Almost none of my teammates knew about my problems. They weren’t my Virgil, and I didn’t need them to be. I had to lead myself out of the hell I was in, but while I was struggling to cope with my emotions I needed relief. Practice was two hours of heaven three nights a week. It was a place where I could go and release all of my negative feelings into exercise. It was a place where my friends laughed and smiled. It was a place that reminded me of all the good things that I love about life. It was a place where cancer and break ups didn’t exist. My teammates never knew it, but they gave me respite from the evils of life. My teammates pulled me up from hell every practice, showing me what in life is worth loving: friendship, laughter, comradery, kindness, respect, joy, caring. It wasn’t a perfect place, there was still frustration, anger, sadness, and everything else that can hurt us; but it was a human place. A place that I needed to have, and what was most important was that this was a place I could depend on. I was a part of the team, and the team existed for every individual that made it.

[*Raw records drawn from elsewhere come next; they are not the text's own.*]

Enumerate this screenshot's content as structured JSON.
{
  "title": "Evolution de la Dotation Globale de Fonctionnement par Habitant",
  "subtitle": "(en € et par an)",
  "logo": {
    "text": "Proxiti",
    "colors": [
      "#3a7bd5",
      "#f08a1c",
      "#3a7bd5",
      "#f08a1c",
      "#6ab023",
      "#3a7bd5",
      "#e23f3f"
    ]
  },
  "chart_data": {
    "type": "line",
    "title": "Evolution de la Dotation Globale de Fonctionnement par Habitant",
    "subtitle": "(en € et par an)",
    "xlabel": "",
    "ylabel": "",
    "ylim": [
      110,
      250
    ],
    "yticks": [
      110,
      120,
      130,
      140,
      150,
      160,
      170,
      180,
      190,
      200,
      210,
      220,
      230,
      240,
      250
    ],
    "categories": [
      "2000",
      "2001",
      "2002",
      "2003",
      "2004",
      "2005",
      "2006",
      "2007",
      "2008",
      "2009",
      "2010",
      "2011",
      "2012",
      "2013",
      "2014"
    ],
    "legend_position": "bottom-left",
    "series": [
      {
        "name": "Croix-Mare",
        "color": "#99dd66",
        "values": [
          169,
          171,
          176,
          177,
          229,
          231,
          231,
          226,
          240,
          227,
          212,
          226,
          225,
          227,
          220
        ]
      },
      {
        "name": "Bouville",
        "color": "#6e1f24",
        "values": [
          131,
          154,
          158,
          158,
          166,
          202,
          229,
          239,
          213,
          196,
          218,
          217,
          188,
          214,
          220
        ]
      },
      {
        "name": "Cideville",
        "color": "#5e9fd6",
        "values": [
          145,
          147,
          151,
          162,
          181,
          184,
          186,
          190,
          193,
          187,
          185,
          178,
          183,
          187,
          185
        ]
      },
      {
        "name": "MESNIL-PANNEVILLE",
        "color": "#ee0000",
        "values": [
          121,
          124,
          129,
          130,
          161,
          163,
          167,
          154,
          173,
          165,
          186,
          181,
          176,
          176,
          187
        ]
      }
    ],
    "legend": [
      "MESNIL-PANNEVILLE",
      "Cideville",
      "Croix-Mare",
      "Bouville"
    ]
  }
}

I didn’t need to ask them to be there for me, or explain how I needed them; when I was low my team raised me up without even trying.

With counseling, my Mother’s inspiring strength, and the heaven that my teammates gave me, I was able to work through a most painful part of life. That spring I learned why I played ultimate. I played for the people that I met, and the bonds that I formed. That was what I told my teammates at the regional championships. Telling them about Topher and how he was important to my life was easy, and that the reason that I played were people like him and my teammates; telling them all of that was easy. Telling them, that each and every one of them had saved me from a hell, telling the why of it all, the fact that I had so recently been (and still partly was) in such a dark place, that was too difficult. I owe them an apology for taking so long to explain my appreciation. I shouldn’t have kept the second half of this story to myself. But I need time and paper and ink to speak. So here it is. This is an apology and my appreciation. My teammates were and will always be saviors for me.